It's fine to ask about Smalltalk here; we have a historical connection with Smalltalk, which was the implementation language for BYOB before it was rewritten as Snap!. Jens started programming in Smalltalk.
I'm not an expert on Smalltalk, but I think I can answer two of those questions.
Squeak is the right thing. At some point in the past, mainstream Smalltalk changed its mission from being a language for kids (as in Alan Kay's original vision) to being a language for adults doing production programming. Squeak is Alan's return to the original idea.
Of course. You can implement anything in Snap!. :~)
But to move beyond that answer I have to know what the question really means. Do you just want a class/instance system instead of a prototype based system? That's easy. Make a sprite, give it all the methods and class variables you want, clone it, and then hide the original. That original is now a class, and its clones are instances.
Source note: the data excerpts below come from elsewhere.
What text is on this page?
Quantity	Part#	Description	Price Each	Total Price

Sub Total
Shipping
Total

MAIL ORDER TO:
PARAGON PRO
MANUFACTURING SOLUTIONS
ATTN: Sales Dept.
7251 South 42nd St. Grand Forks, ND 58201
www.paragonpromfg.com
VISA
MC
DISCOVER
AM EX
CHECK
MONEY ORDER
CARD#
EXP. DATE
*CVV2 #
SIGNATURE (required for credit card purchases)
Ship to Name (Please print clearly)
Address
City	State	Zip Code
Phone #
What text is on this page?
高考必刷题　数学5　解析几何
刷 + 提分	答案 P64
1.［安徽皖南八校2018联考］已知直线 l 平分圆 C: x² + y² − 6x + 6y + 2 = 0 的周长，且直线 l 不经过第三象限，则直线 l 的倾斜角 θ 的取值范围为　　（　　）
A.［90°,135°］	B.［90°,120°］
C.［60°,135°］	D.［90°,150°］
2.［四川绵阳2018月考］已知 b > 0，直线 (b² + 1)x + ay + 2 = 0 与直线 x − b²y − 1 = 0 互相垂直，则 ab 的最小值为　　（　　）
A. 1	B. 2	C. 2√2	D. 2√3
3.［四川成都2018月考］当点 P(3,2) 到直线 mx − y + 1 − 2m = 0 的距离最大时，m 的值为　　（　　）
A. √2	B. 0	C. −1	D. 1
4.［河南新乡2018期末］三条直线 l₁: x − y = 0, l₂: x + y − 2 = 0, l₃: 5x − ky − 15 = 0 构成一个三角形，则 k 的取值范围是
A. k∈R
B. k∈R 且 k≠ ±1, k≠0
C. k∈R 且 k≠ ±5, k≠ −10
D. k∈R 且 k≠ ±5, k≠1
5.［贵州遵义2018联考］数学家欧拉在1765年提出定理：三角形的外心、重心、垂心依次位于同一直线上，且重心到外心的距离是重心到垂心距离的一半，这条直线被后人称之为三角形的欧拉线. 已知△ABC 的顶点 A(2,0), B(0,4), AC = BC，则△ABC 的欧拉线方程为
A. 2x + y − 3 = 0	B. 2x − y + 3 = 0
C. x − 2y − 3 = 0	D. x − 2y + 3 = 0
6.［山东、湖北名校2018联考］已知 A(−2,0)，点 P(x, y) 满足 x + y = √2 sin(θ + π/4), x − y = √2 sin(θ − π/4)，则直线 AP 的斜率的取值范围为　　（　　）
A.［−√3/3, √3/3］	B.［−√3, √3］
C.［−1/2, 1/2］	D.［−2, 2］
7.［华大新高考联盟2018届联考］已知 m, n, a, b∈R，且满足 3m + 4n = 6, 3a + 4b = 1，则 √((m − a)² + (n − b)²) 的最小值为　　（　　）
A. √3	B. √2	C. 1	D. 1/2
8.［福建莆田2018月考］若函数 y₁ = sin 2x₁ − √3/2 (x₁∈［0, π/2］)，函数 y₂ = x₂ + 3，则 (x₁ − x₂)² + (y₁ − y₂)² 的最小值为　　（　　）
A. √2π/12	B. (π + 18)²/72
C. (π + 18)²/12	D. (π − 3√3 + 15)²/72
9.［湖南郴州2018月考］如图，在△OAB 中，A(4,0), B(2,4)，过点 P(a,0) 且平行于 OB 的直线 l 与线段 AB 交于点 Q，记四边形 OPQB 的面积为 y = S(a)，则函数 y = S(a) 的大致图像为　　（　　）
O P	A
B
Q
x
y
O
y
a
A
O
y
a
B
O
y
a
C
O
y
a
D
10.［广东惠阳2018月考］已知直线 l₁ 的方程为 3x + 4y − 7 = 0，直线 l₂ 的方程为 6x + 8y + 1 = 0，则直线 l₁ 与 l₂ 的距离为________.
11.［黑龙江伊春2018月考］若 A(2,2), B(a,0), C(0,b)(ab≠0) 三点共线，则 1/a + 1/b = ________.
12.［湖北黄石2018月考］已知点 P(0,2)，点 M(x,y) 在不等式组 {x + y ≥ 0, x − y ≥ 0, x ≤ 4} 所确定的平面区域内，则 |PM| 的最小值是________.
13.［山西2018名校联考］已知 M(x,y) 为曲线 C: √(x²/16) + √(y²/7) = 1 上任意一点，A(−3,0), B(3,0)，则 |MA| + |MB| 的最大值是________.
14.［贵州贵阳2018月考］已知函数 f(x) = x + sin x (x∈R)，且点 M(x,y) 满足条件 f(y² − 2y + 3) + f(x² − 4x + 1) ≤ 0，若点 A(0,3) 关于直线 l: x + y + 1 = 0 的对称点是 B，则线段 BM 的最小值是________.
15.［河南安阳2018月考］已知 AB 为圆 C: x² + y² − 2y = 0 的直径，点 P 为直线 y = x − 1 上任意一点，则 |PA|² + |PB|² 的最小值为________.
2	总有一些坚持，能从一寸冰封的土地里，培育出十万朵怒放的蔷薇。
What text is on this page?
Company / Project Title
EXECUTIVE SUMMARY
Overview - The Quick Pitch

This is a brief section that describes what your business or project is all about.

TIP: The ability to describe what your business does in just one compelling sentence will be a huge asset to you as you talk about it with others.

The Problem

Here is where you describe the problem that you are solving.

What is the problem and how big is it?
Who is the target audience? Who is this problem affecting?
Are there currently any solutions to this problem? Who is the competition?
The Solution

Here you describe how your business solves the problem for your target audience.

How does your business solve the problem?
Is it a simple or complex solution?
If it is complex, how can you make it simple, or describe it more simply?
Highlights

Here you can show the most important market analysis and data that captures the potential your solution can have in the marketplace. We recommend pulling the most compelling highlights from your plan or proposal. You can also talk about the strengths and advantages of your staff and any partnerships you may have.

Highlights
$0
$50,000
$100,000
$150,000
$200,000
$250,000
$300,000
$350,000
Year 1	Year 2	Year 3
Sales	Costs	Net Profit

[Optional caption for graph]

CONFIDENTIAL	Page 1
If you want it to behave exactly like Smalltalk, you have to do a little more work. In Snap!, the parent's variables are copied, not shared, in the clones. This is a compromise; the pure conceptual Snap! clones would share every property with their parents unless they do something to break that link. But too many projects depend on giving clones ID numbers by creating the clones inside a FOR loop, so if the ID number were shared, all the clones would have the same value. So you'll want to say something like
But if you want to build a class/instance system yourself, we show how to do that in Chapter VIII of the Manual. First class procedures are all you need; objects are just a metaphor wrapped around closures (the procedures you make using rings).
If there's some specific feature of Smalltalk objects I'm forgetting, ask a more detailed question.